Todays UPSC Fact to know
Foreign Direct Investment. It is investment directly into production in a country by a company located in another country either by buying a company in the target country or by expanding operations of an existing business in that country. FDI is done for many reasons including to take advantage of cheaper wages in the country, special investment privileges such as tax exemptions offered by the country as an incentive to gain tariff free access to the markets of the country or the region.
Overvalued Exchange Rate. An official exchange rate set at a level higher than its real or shadow value. Overvalued rates cheaper the real cost of imports while raising  the real cost of exports. They often lead to a need for exchange control.
Poverty Gap. The sum of the difference between the poverty line and actual income levels of all people living below that line.

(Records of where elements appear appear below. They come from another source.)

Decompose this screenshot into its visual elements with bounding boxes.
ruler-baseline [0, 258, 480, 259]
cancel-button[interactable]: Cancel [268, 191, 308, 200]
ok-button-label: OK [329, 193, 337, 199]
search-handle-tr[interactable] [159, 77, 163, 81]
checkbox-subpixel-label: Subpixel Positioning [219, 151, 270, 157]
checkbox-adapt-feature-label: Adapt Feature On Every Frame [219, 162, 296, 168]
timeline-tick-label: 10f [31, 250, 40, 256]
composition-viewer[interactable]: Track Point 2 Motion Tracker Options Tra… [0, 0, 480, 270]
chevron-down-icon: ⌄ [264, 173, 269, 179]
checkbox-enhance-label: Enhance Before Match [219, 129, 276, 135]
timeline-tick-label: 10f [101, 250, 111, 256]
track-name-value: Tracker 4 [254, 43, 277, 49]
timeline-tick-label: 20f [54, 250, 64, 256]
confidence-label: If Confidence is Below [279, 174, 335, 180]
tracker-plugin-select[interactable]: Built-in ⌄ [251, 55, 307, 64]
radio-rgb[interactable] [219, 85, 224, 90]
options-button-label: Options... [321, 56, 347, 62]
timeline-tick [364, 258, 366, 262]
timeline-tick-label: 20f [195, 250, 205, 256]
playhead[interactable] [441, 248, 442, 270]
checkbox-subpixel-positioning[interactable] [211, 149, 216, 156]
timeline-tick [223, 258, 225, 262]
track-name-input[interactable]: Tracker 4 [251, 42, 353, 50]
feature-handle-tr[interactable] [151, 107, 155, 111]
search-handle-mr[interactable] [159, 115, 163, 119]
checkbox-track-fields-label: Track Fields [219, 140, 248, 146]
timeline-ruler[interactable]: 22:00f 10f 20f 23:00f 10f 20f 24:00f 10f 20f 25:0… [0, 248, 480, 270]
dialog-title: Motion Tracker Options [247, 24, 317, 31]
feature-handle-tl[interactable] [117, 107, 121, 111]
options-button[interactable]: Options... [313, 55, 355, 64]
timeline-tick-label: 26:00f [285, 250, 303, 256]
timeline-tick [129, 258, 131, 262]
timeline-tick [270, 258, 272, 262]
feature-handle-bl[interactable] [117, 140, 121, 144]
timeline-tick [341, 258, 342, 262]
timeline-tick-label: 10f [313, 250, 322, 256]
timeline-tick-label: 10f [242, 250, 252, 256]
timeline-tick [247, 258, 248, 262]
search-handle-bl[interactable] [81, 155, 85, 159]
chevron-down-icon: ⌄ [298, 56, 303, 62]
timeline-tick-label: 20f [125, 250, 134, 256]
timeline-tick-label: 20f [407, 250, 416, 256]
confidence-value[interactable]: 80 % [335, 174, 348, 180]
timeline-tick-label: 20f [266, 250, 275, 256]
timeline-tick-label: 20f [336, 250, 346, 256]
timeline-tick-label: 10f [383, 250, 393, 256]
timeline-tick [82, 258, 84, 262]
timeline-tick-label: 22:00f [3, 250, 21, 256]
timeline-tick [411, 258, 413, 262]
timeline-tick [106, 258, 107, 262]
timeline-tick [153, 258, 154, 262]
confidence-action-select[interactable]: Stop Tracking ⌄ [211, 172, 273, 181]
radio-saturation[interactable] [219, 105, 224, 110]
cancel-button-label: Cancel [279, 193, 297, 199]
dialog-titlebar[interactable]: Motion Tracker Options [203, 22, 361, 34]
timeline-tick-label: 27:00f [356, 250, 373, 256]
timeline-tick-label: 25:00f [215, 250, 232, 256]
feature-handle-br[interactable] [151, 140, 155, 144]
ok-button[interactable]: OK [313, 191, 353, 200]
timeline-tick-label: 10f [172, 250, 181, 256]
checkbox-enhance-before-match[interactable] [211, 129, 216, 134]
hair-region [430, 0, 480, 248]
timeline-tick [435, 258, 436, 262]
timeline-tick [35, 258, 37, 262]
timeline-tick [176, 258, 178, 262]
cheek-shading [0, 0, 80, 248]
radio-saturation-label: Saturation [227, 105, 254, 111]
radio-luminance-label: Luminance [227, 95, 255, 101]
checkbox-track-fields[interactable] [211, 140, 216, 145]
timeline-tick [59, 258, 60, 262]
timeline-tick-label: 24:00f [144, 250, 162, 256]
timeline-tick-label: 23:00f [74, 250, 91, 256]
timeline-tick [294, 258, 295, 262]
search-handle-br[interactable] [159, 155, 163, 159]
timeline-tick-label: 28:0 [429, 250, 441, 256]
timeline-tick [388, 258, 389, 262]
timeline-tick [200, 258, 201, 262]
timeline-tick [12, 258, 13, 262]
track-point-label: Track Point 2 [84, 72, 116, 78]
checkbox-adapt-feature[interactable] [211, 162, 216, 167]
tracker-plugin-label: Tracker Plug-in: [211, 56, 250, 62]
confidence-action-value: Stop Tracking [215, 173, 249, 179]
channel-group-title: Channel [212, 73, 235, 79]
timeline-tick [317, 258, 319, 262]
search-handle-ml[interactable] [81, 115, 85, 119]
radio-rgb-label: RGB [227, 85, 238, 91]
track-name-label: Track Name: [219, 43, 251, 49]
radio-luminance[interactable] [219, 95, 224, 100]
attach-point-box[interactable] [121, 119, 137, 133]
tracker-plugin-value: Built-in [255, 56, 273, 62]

Bill of Exchange. A written, dated, and signed three party instrument containing an unconditional order by a drawer that directs a drawee to pay a definite sum of money to a payee on demand or at a specified future date. Also known as a draft. It is the most commonly used financial instrument in international trade.
Capital Account. Part of a nation’s balance of payments that includes purchases and sales of assets, such as stocks, bonds, and lend. A nation has a capital account surplus when receipts from asset sales exceed payments for the country’s purchases of foreign assets. The sum of the capital and current accounts is the overall balance of payments.